An example of such integration is the surprising unity of the prescriptive language; in rulings and essays, the same turns of phrase occur over and over again. It is the vocabulary of conservative jurists with a largely German Nationalist mindset, drafted into service by the National Socialists and retooled for their own purposes.
33

2. Structural Elements

In order to portray the process by which the radical demands of National Socialism were integrated into the technical functionality and rationality of the established apparatus and judicial praxis, it would seem expedient to trace the evolution of this process and the various stages by which it took its course. Taking the large view, it consisted in the establishment of generalized guidelines (derived from the maxims of Nazism) for judicial and administrative procedure that were set forth in generally binding regulations (laws, decrees of the Führer) and carried out by the administration and the judiciary. These guidelines, which are discussed in extenso, must be seen as the framework, as the guiding light according to which the standards were set and the policies executed. They represent structural elements, organizational schemata, which will provide the key to an understanding of the nature and position of judiciary and bureaucratic administration under the Nazi rule.
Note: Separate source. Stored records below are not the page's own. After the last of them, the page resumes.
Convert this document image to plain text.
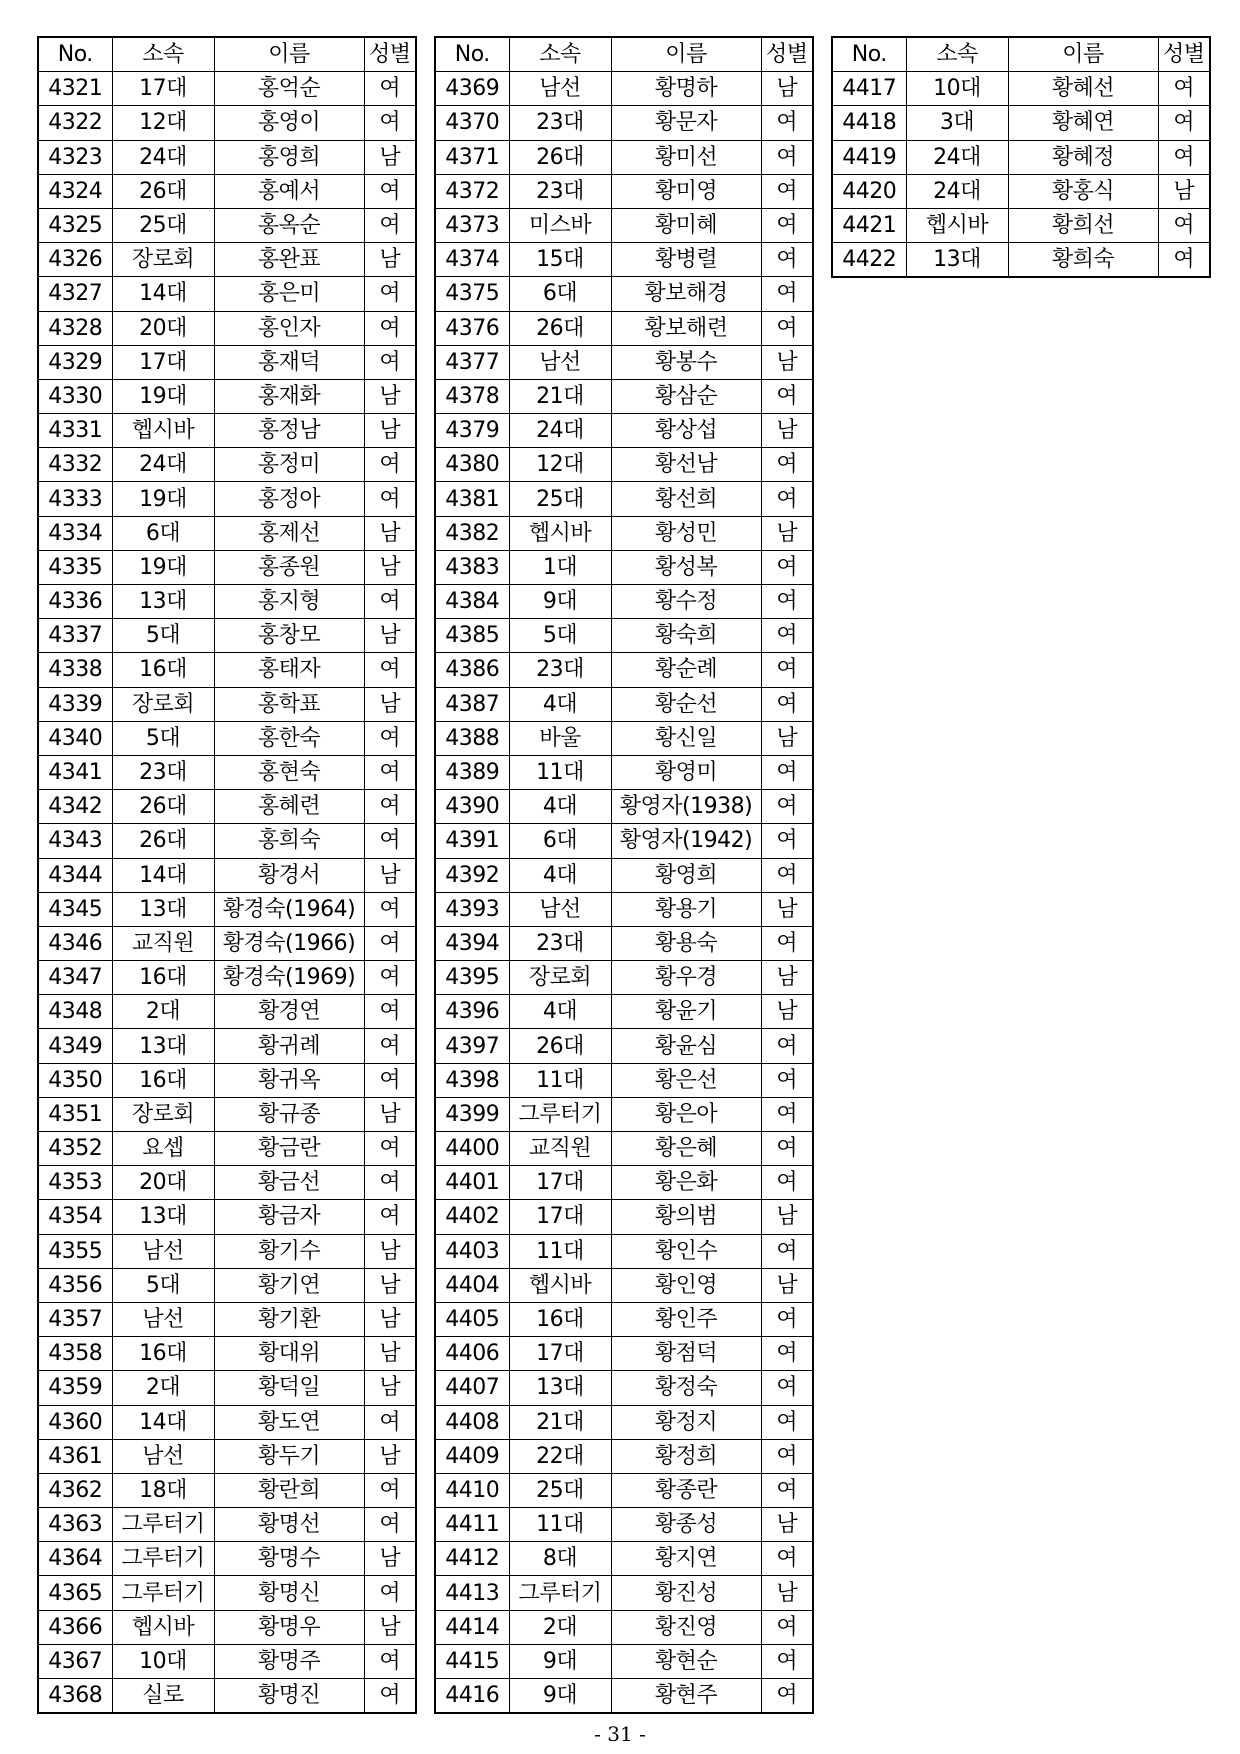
No.	소속	이름	성별
4321	17대	홍억순	여
4322	12대	홍영이	여
4323	24대	홍영희	남
4324	26대	홍예서	여
4325	25대	홍옥순	여
4326	장로회	홍완표	남
4327	14대	홍은미	여
4328	20대	홍인자	여
4329	17대	홍재덕	여
4330	19대	홍재화	남
4331	헵시바	홍정남	남
4332	24대	홍정미	여
4333	19대	홍정아	여
4334	6대	홍제선	남
4335	19대	홍종원	남
4336	13대	홍지형	여
4337	5대	홍창모	남
4338	16대	홍태자	여
4339	장로회	홍학표	남
4340	5대	홍한숙	여
4341	23대	홍현숙	여
4342	26대	홍혜련	여
4343	26대	홍희숙	여
4344	14대	황경서	남
4345	13대	황경숙(1964)	여
4346	교직원	황경숙(1966)	여
4347	16대	황경숙(1969)	여
4348	2대	황경연	여
4349	13대	황귀례	여
4350	16대	황귀옥	여
4351	장로회	황규종	남
4352	요셉	황금란	여
4353	20대	황금선	여
4354	13대	황금자	여
4355	남선	황기수	남
4356	5대	황기연	남
4357	남선	황기환	남
4358	16대	황대위	남
4359	2대	황덕일	남
4360	14대	황도연	여
4361	남선	황두기	남
4362	18대	황란희	여
4363	그루터기	황명선	여
4364	그루터기	황명수	남
4365	그루터기	황명신	여
4366	헵시바	황명우	남
4367	10대	황명주	여
4368	실로	황명진	여
No.	소속	이름	성별
4369	남선	황명하	남
4370	23대	황문자	여
4371	26대	황미선	여
4372	23대	황미영	여
4373	미스바	황미혜	여
4374	15대	황병렬	여
4375	6대	황보해경	여
4376	26대	황보해련	여
4377	남선	황봉수	남
4378	21대	황삼순	여
4379	24대	황상섭	남
4380	12대	황선남	여
4381	25대	황선희	여
4382	헵시바	황성민	남
4383	1대	황성복	여
4384	9대	황수정	여
4385	5대	황숙희	여
4386	23대	황순례	여
4387	4대	황순선	여
4388	바울	황신일	남
4389	11대	황영미	여
4390	4대	황영자(1938)	여
4391	6대	황영자(1942)	여
4392	4대	황영희	여
4393	남선	황용기	남
4394	23대	황용숙	여
4395	장로회	황우경	남
4396	4대	황윤기	남
4397	26대	황윤심	여
4398	11대	황은선	여
4399	그루터기	황은아	여
4400	교직원	황은혜	여
4401	17대	황은화	여
4402	17대	황의범	남
4403	11대	황인수	여
4404	헵시바	황인영	남
4405	16대	황인주	여
4406	17대	황점덕	여
4407	13대	황정숙	여
4408	21대	황정지	여
4409	22대	황정희	여
4410	25대	황종란	여
4411	11대	황종성	남
4412	8대	황지연	여
4413	그루터기	황진성	남
4414	2대	황진영	여
4415	9대	황현순	여
4416	9대	황현주	여
No.	소속	이름	성별
4417	10대	황혜선	여
4418	3대	황혜연	여
4419	24대	황혜정	여
4420	24대	황홍식	남
4421	헵시바	황희선	여
4422	13대	황희숙	여
- 31 -
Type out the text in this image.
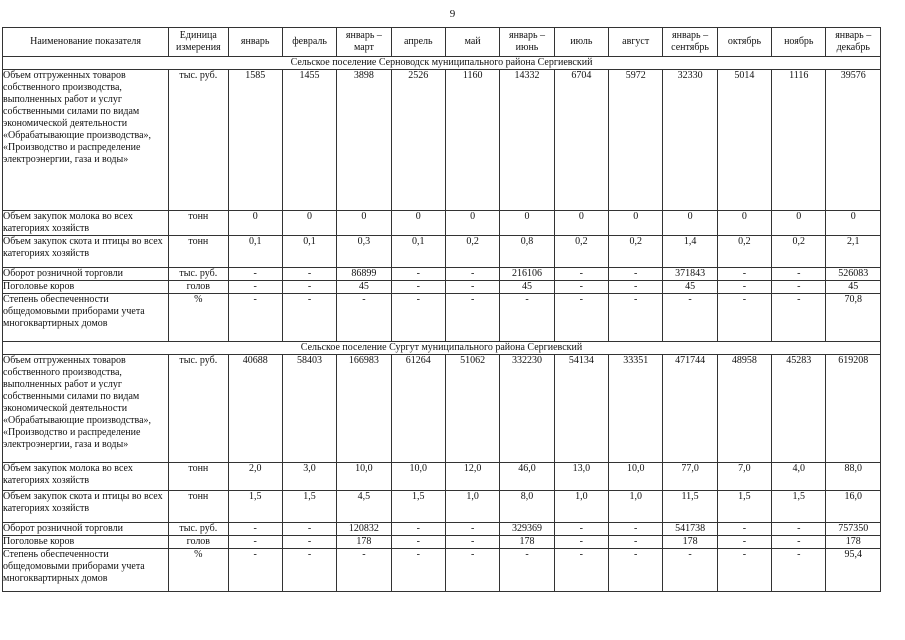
9
Наименование показателя	Единица измерения	январь	февраль	январь – март	апрель	май	январь – июнь	июль	август	январь – сентябрь	октябрь	ноябрь	январь – декабрь
Сельское поселение Серноводск муниципального района Сергиевский													
Объем отгруженных товаров собственного производства, выполненных работ и услуг собственными силами по видам экономической деятельности «Обрабатывающие производства», «Производство и распределение электроэнергии, газа и воды»	тыс. руб.	1585	1455	3898	2526	1160	14332	6704	5972	32330	5014	1116	39576
Объем закупок молока во всех категориях хозяйств	тонн	0	0	0	0	0	0	0	0	0	0	0	0
Объем закупок скота и птицы во всех категориях хозяйств	тонн	0,1	0,1	0,3	0,1	0,2	0,8	0,2	0,2	1,4	0,2	0,2	2,1
Оборот розничной торговли	тыс. руб.	-	-	86899	-	-	216106	-	-	371843	-	-	526083
Поголовье коров	голов	-	-	45	-	-	45	-	-	45	-	-	45
Степень обеспеченности общедомовыми приборами учета многоквартирных домов	%	-	-	-	-	-	-	-	-	-	-	-	70,8
Сельское поселение Сургут муниципального района Сергиевский													
Объем отгруженных товаров собственного производства, выполненных работ и услуг собственными силами по видам экономической деятельности «Обрабатывающие производства», «Производство и распределение электроэнергии, газа и воды»	тыс. руб.	40688	58403	166983	61264	51062	332230	54134	33351	471744	48958	45283	619208
Объем закупок молока во всех категориях хозяйств	тонн	2,0	3,0	10,0	10,0	12,0	46,0	13,0	10,0	77,0	7,0	4,0	88,0
Объем закупок скота и птицы во всех категориях хозяйств	тонн	1,5	1,5	4,5	1,5	1,0	8,0	1,0	1,0	11,5	1,5	1,5	16,0
Оборот розничной торговли	тыс. руб.	-	-	120832	-	-	329369	-	-	541738	-	-	757350
Поголовье коров	голов	-	-	178	-	-	178	-	-	178	-	-	178
Степень обеспеченности общедомовыми приборами учета многоквартирных домов	%	-	-	-	-	-	-	-	-	-	-	-	95,4
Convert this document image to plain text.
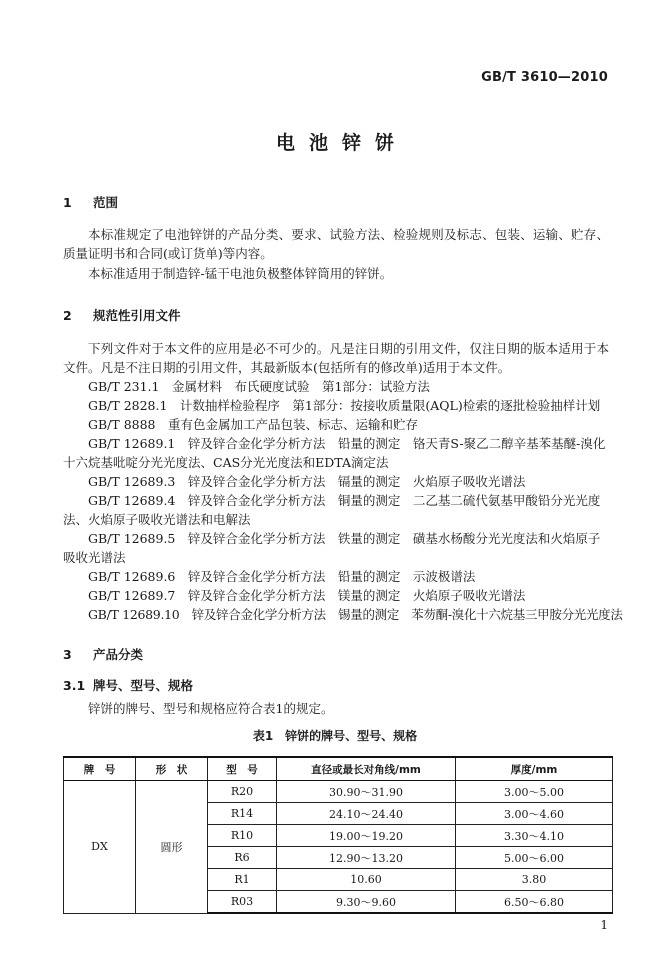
GB/T 3610—2010
电池锌饼
1 范围
本标准规定了电池锌饼的产品分类、要求、试验方法、检验规则及标志、包装、运输、贮存、质量证明书和合同(或订货单)等内容。
本标准适用于制造锌-锰干电池负极整体锌筒用的锌饼。
2 规范性引用文件
下列文件对于本文件的应用是必不可少的。凡是注日期的引用文件，仅注日期的版本适用于本文件。凡是不注日期的引用文件，其最新版本(包括所有的修改单)适用于本文件。
GB/T 231.1　金属材料　布氏硬度试验　第1部分：试验方法
GB/T 2828.1　计数抽样检验程序　第1部分：按接收质量限(AQL)检索的逐批检验抽样计划
GB/T 8888　重有色金属加工产品包装、标志、运输和贮存
GB/T 12689.1　锌及锌合金化学分析方法　铅量的测定　铬天青S-聚乙二醇辛基苯基醚-溴化十六烷基吡啶分光光度法、CAS分光光度法和EDTA滴定法
GB/T 12689.3　锌及锌合金化学分析方法　镉量的测定　火焰原子吸收光谱法
GB/T 12689.4　锌及锌合金化学分析方法　铜量的测定　二乙基二硫代氨基甲酸铅分光光度法、火焰原子吸收光谱法和电解法
GB/T 12689.5　锌及锌合金化学分析方法　铁量的测定　磺基水杨酸分光光度法和火焰原子吸收光谱法
GB/T 12689.6　锌及锌合金化学分析方法　铅量的测定　示波极谱法
GB/T 12689.7　锌及锌合金化学分析方法　镁量的测定　火焰原子吸收光谱法
GB/T 12689.10　锌及锌合金化学分析方法　锡量的测定　苯芴酮-溴化十六烷基三甲胺分光光度法
3 产品分类
3.1 牌号、型号、规格
锌饼的牌号、型号和规格应符合表1的规定。
表1　锌饼的牌号、型号、规格
牌　号	形　状	型　号	直径或最长对角线/mm	厚度/mm
DX	圆形	R20	30.90～31.90	3.00～5.00
		R14	24.10～24.40	3.00～4.60
		R10	19.00～19.20	3.30～4.10
		R6	12.90～13.20	5.00～6.00
		R1	10.60	3.80
		R03	9.30～9.60	6.50～6.80
1
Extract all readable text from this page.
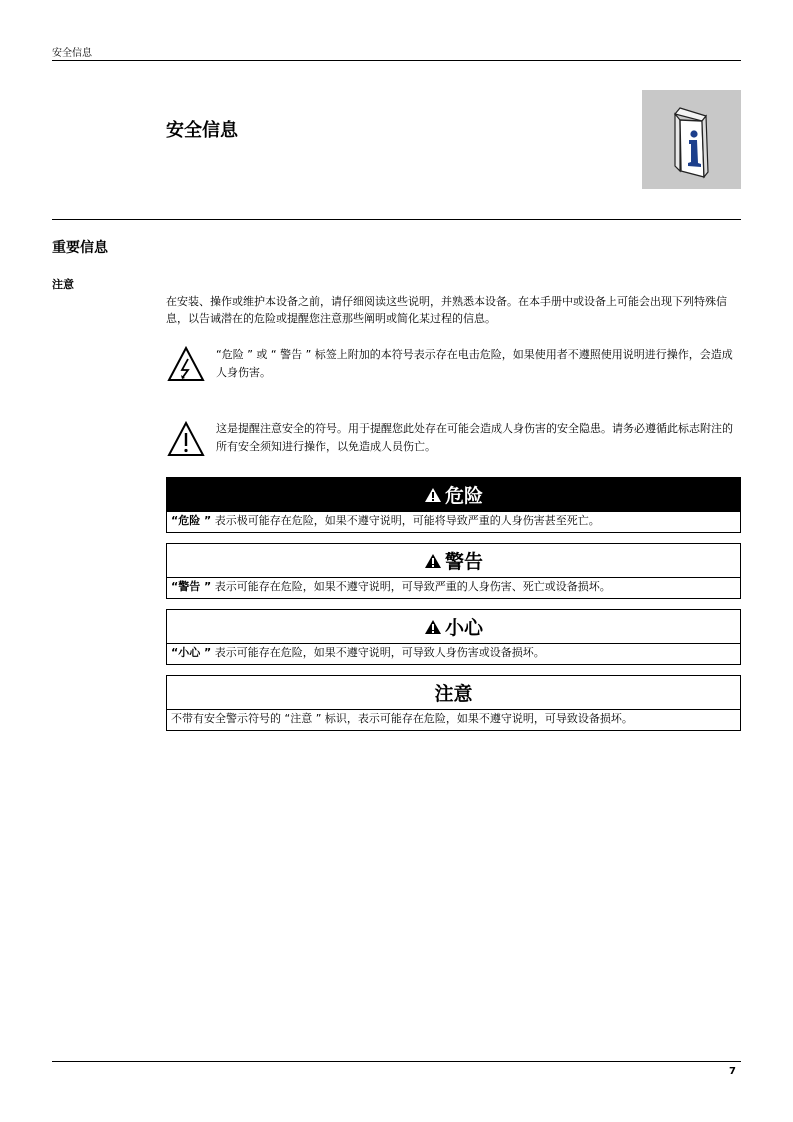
安全信息
安全信息
重要信息
注意
在安装、操作或维护本设备之前，请仔细阅读这些说明，并熟悉本设备。在本手册中或设备上可能会出现下列特殊信息，以告诫潜在的危险或提醒您注意那些阐明或简化某过程的信息。
“危险 ” 或 “ 警告 ” 标签上附加的本符号表示存在电击危险，如果使用者不遵照使用说明进行操作，会造成人身伤害。
这是提醒注意安全的符号。用于提醒您此处存在可能会造成人身伤害的安全隐患。请务必遵循此标志附注的所有安全须知进行操作，以免造成人员伤亡。
危险
“危险 ” 表示极可能存在危险，如果不遵守说明，可能将导致严重的人身伤害甚至死亡。
警告
“警告 ” 表示可能存在危险，如果不遵守说明，可导致严重的人身伤害、死亡或设备损坏。
小心
“小心 ” 表示可能存在危险，如果不遵守说明，可导致人身伤害或设备损坏。
注意
不带有安全警示符号的 “注意 ” 标识，表示可能存在危险，如果不遵守说明，可导致设备损坏。
7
Therefore, the initial question must be, What were the legal and administrative principles of the Nazi state? or, better, Cannot its numerous totalitarian phenomena be traced back to certain basic elements? Let me anticipate the answer here as a premise. There were essentially three principles that were held to be axiomatic for the entire field of administration as well as the judiciary: the principle of absolute rule by a leader (the Führer principle), the principle of the authority of the Party over the state, and the influence of race as the fundamental principle guiding affairs of state (“racial inequality”).